Manage Vulnerabilities

Manage Vulnerabilities allows you to perform the following tasks:

• Enable or disable vulnerability scanning for a repository to refine scanning report of the project.

• Auto enabling repositories for scanning vulnerabilities.

Enable/Disable a Repository for Vulnerability Scan

You can enable or disable a repository for vulnerability scanning in PCC from the Manage Vulnerabilities tab. If you enable a repository for vulnerability scanning, the repository is scanned for the vulnerabilities. If you disable the vulnerability scanning for a repository, the scanning will be skipped for the selected repository and vulnerabilities are not detected.

To enable or disable a repository for vulnerability scan, perform the following steps:

1.Login into PCC.

2. Search for the required project. The Project dashboard appears. Click Security from the LFX Tools tab.

3.The Security page appears. Click Manage Vulnerabilities tab, all repositories of the project are listed in alphabetical order.

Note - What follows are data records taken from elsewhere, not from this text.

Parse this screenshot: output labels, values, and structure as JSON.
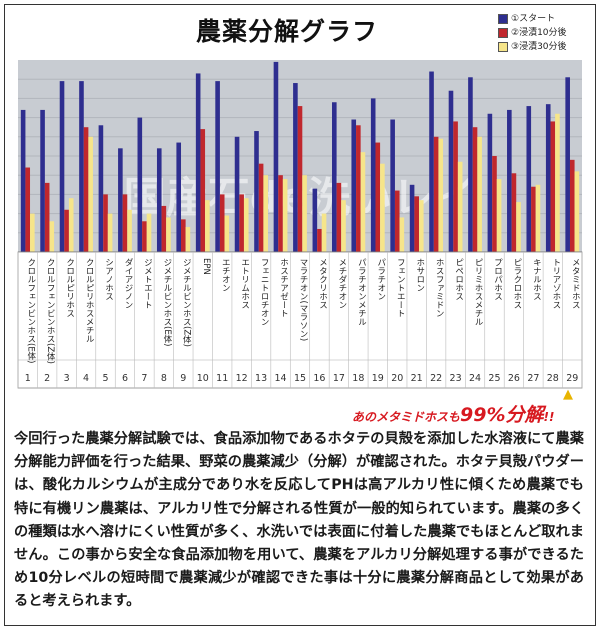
{
  "chart_data": {
    "type": "bar",
    "title": "農薬分解グラフ",
    "legend_position": "top-right",
    "grid": true,
    "ylim": [
      0,
      100
    ],
    "categories": [
      "クロルフェンビンホス(E体)",
      "クロルフェンビンホス(Z体)",
      "クロルピリホス",
      "クロルピリホスメチル",
      "シアノホス",
      "ダイアジノン",
      "ジメトエート",
      "ジメチルビンホス(E体)",
      "ジメチルビンホス(Z体)",
      "EPN",
      "エチオン",
      "エトリムホス",
      "フェニトロチオン",
      "ホスチアゼート",
      "マラチオン(マラソン)",
      "メタクリホス",
      "メチダチオン",
      "パラチオンメチル",
      "パラチオン",
      "フェントエート",
      "ホサロン",
      "ホスファミドン",
      "ピペロホス",
      "ピリミホスメチル",
      "プロパホス",
      "ピラクロホス",
      "キナルホス",
      "トリアゾホス",
      "メタミドホス"
    ],
    "category_numbers": [
      "1",
      "2",
      "3",
      "4",
      "5",
      "6",
      "7",
      "8",
      "9",
      "10",
      "11",
      "12",
      "13",
      "14",
      "15",
      "16",
      "17",
      "18",
      "19",
      "20",
      "21",
      "22",
      "23",
      "24",
      "25",
      "26",
      "27",
      "28",
      "29"
    ],
    "series": [
      {
        "name": "①スタート",
        "color": "#2e2e8f",
        "values": [
          74,
          74,
          89,
          89,
          66,
          54,
          70,
          54,
          57,
          93,
          89,
          60,
          63,
          99,
          88,
          33,
          78,
          69,
          80,
          69,
          35,
          94,
          84,
          91,
          72,
          74,
          76,
          77,
          91
        ]
      },
      {
        "name": "②浸漬10分後",
        "color": "#c0272d",
        "values": [
          44,
          36,
          22,
          65,
          30,
          30,
          16,
          24,
          17,
          64,
          30,
          30,
          46,
          40,
          76,
          12,
          36,
          66,
          57,
          32,
          29,
          60,
          68,
          65,
          50,
          41,
          34,
          68,
          48
        ]
      },
      {
        "name": "③浸漬30分後",
        "color": "#f6e58a",
        "values": [
          20,
          16,
          28,
          60,
          20,
          22,
          20,
          18,
          13,
          27,
          19,
          28,
          40,
          38,
          40,
          20,
          27,
          52,
          46,
          18,
          27,
          59,
          47,
          60,
          38,
          26,
          35,
          72,
          42
        ]
      }
    ]
  },
  "watermark": "国産石de洗いレイ",
  "callout": {
    "prefix": "あのメタミドホスも",
    "big": "99%分解",
    "suffix": "!!"
  },
  "body_text": "今回行った農薬分解試験では、食品添加物であるホタテの貝殻を添加した水溶液にて農薬分解能力評価を行った結果、野菜の農薬減少（分解）が確認された。ホタテ貝殻パウダーは、酸化カルシウムが主成分であり水を反応してPHは高アルカリ性に傾くため農薬でも特に有機リン農薬は、アルカリ性で分解される性質が一般的知られています。農薬の多くの種類は水へ溶けにくい性質が多く、水洗いでは表面に付着した農薬でもほとんど取れません。この事から安全な食品添加物を用いて、農薬をアルカリ分解処理する事ができるため10分レベルの短時間で農薬減少が確認できた事は十分に農薬分解商品として効果があると考えられます。"
}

4.Under Scan Vulnerabilities tab, toggle scan button to enable or disable a repository from scanning.

5. Under Last Scan Results tab, you can see whether the repository scan has been successful or failed while scanning the repository.

When the scan of the repository is successful, it is displayed as Successful and if there are any errors, it will be displayed as Failed.

Auto Enable Scanning of Repositories for Vulnerabilities

You have an option to auto enable scanning of repositories for vulnerability scanning when a new repository is added in the GitHub project. When you select the Auto enable option, all new repositories are scanned for the vulnerabilities.

You can the Auto Enable New Repositories toggle button to set the auto scanning of the new repositories. This button is available in the Manage Vulnerabilities tab.